Most False Restraining Orders against Feminists Who Abuse Children Work

Posted on March 23, 2018


If you’re not sure what the title means, that’s the point.

It’s satirical and intended to emphasize that if you falsely accuse someone of abusing a child and the accusation sticks, there’s about a 100% probability that the restraining order will work to deter future abuse of that child by the falsely accused person who never abused the child in the first place.

As a feminist might reason, however, zero probability of abuse is good, and that zero probability recommends that all feminists be restrained by order of the court from abusing children…because how could that be a bad thing?

It’s certainly likely that there are feminist child abusers. If all feminists were put on notice, then, malefactors among them would be discouraged from committing further abuses.

Okay, sure, non-child-abusing feminists might resent the implication of a court order that prohibited them from abusing children. But so what? As a feminist might observe, the net effect of forbidding all feminists from abusing children would be enhanced protection of children. Unquestionably this would be worth some ruffled fur.

Now, do I mean the above as lampoon, or am I being serious? When it comes to the subject of restraining orders, both amount to the same thing.

These remarks and my choice of words in this post’s title were inspired by a 15-year-old “family violence special report” headlined, “Most restraining orders work.” It was written by Kristen Go for The Denver Post and published Sept. 12, 1999.

The headline’s assertion is the kind that makes people who’ve been falsely accused grate their teeth.

Imagine, just for argument’s sake, that most restraining order accusations are hyped or false. If that were the case, then naturally most restraining orders would “work” (to curb behavior that the accused never exhibited in the first place).
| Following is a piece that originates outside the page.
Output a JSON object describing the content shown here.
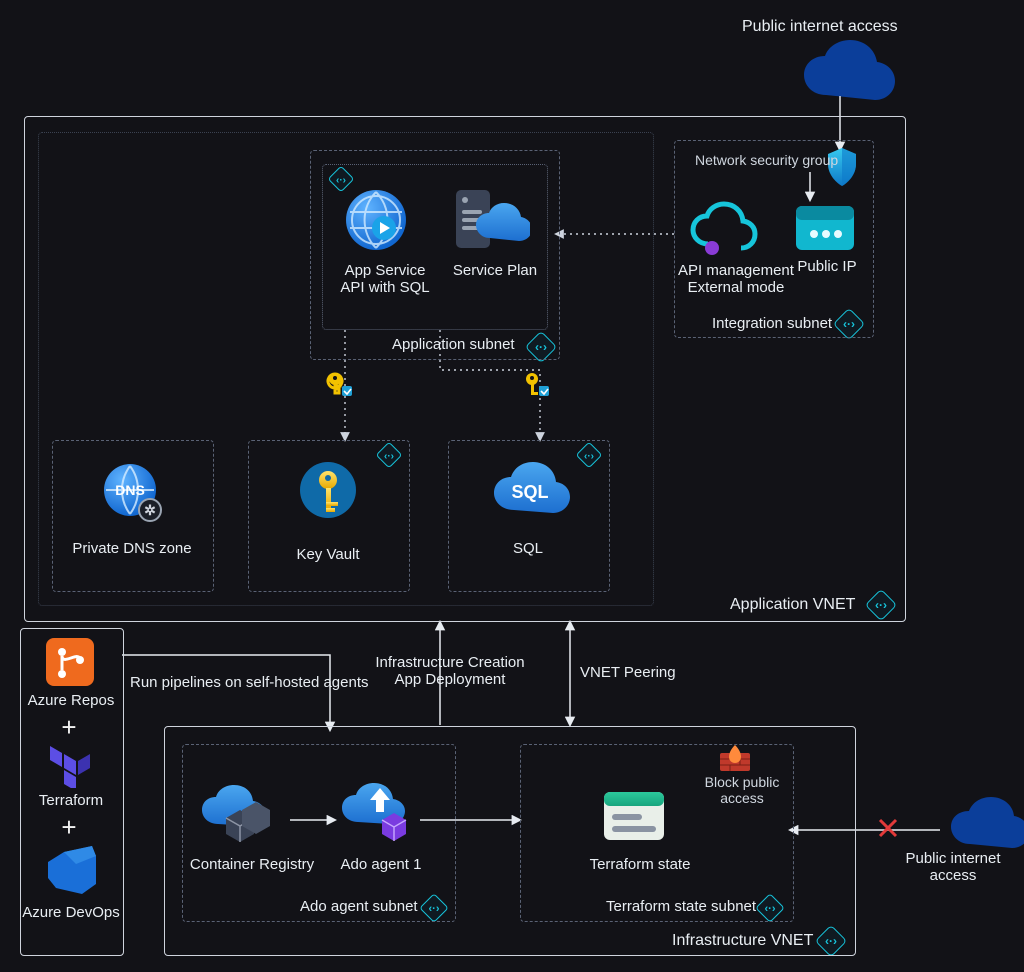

What Ms. Go’s report saliently relates is that three Colorado women who obtained restraining orders against “abusive husbands” were subsequently shot to death by those husbands.

While these recent high-profile cases in Grand Junction, Fort Collins and Colorado Springs make it appear that restraining orders don’t work, experts say that’s not the case. Enforcing a restraining order can be difficult but not impossible. And obtaining a restraining order is just one step toward leaving an abusive relationship and staying safe, experts say.

“The reality is that a restraining order is a piece of paper,” said John Poley, an assistant city attorney in Denver’s Domestic Violence Unit. “It’s not going to stop bullets. If you get a restraining order without a safety plan in a domestic situation, I think that’s almost asking for trouble.”

Translation: Restraining orders against violent people may not actually do a damn thing but make those violent people murderously angry, and those much-promoted pieces of paper may inspire a false sense of security in their applicants that gets them killed.

No one…keeps track of how many domestic-abuse homicide victims had restraining orders against their killers.

Translation: No one really cares what the consequences are so long as perception is predominantly positive.

Recent studies—which include data collected in Denver—are inconsistent about how often orders are violated. A 1994 study by the National Center for State Courts found that two-thirds of restraining orders are never violated. Yet a 1993 study by the Urban Institute reported that 60 percent of women said their abuser violated the order.

Translation: What the courts report contradicts what women report, and what women report contradicts what Ms. Go does (“Most restraining orders work”).

What the studies do agree on, however, is that about 70 percent of people who obtain restraining orders report feeling safer.

Translation: A majority of people who obtain restraining orders report “feeling” safer, and this means most restraining orders “work.”

The foregoing may be summarized thus: (1) Restraining orders against violent people may get their applicants killed; (2) no one takes a particular interest in how often this occurs; (3) most restraining orders “work”; (4) if most restraining orders are based on BS, it only stands to reason that they should; and (5) we know that three restraining orders obtained in Colorado in the late 90s were presumably legit…and ascertainably worthless.

Copyright © 2018

*Ms. Go’s report also relates the following data: “In fiscal 1998, about 18,000 temporary and 3,300 permanent domestic-violence-related restraining orders were issued in Colorado counties.” If Ms. Go is correct, there’s no evidence in her reportage that she understands this means over 80% of domestic-violence-related restraining orders issued in Colorado counties in 1998 were dismissed. Of the approximately 18,000 petitions preliminarily approved by the court, that is, less than 20% (3,300) were affirmed (made “permanent”). Over 14,500 cases, then, may have been (tacitly) deemed frivolous, flimsy, or false by Colorado courts. Appreciate, besides, that a significant proportion of the 3,300 orders that were upheld may have had false grounds. Almost 20 more years of this charade have gone by since.